LombokPost - Pemerintah memberikan kabar gembira dengan berbagai bonus di awal tahun 2026.
Bonus yang diberikan pemerintah ini tentunya bakal membuat dunia usaha dan pekerja sumringah. Kebijakan strategis ini tertuang dalam PMK Nomor 105 Tahun 2025.
Bonus itu berupa insentif perpajakan berupa fasilitas Pajak Penghasilan (PPh) Pasal 21 Ditanggung Pemerintah (DTP) bagi pekerja dengan gaji hingga Rp 10 juta per bulan.
Menteri Keuangan Purbaya Yudhi Sadewa itu, pemerintah sengaja menggelontorkan insentif PPh Pasal 21 untuk menjaga keberlangsungan daya beli masyarakat.
Daya beli ini memang menjadi fokus pemerintah untuk meningkatkan perputaran perekonomian masyarakat.
Meningkatkan daya beli masyarakat merupakan fokus utama pemerintah di banyak negara, termasuk Indonesia, karena secara langsung berdampak pada pertumbuhan ekonomi secara keseluruhan.
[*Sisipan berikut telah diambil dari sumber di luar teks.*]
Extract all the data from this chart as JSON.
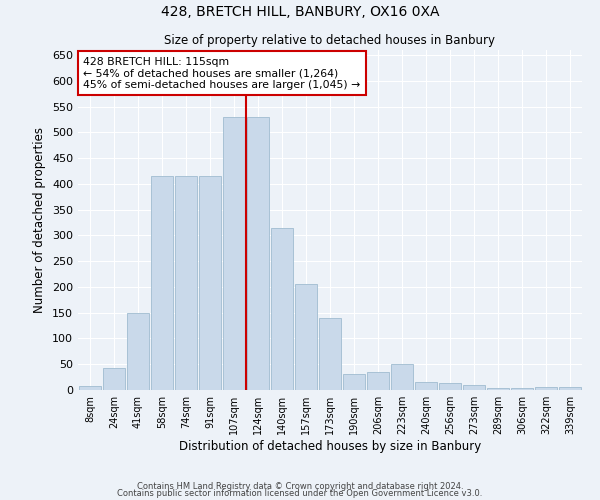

Ketika masyarakat memiliki lebih banyak uang untuk dibelanjakan, hal ini merangsang permintaan akan barang dan jasa, yang pada gilirannya mendorong produksi, menciptakan lapangan kerja, dan meningkatkan pendapatan nasional.
Tak memberi insentif ke semua sektor, hanya ada lima kategori pekerja yang dibebaskan PPh 21.
Terdiri dari para pekerja di sektor alas kaki, tekstil dan pakaian jadi, furnitur, kulit dan barang dari kulit, atau pariwisata.
Dalam hal ini, mereka yang memperoleh bebas pajak penghasilan merupakan para pekerja yang sudah terdaftar sebagai wajib pajak sebelum 1 Januari 2026. Sementara tanggal pemberi kerja terdaftar, untuk wajib pajak yang baru terdaftar setelah 1 Januari 2026.
Baca Juga: Bupati Lotim Salurkan Insentif Bagi Guru Madrasah
Bagi pegawai tetap, berhak menerima insentif apabila memiliki Nomor Pokok Wajib Pajak (NPWP) atau Nomor Induk Kependudukan (NIK) yang telah terintegrasi dengan sistem Direktorat Jenderal Pajak, serta menerima penghasilan bruto tetap dan teratur tidak lebih dari Rp 10 juta per bulan.
Sementara itu, syarat bagi pegawai tidak tetap atau tenaga kerja lepas yakni menerima upah dengan jumlah rata-rata tidak lebih dari Rp 500 ribu per hari atau maksimal Rp 10 juta per bulan.
Selain itu, baik pegawai tetap dan tidak tetap, tidak sedang menerima insentif PPh 21 DTP pada periode sebelumnya.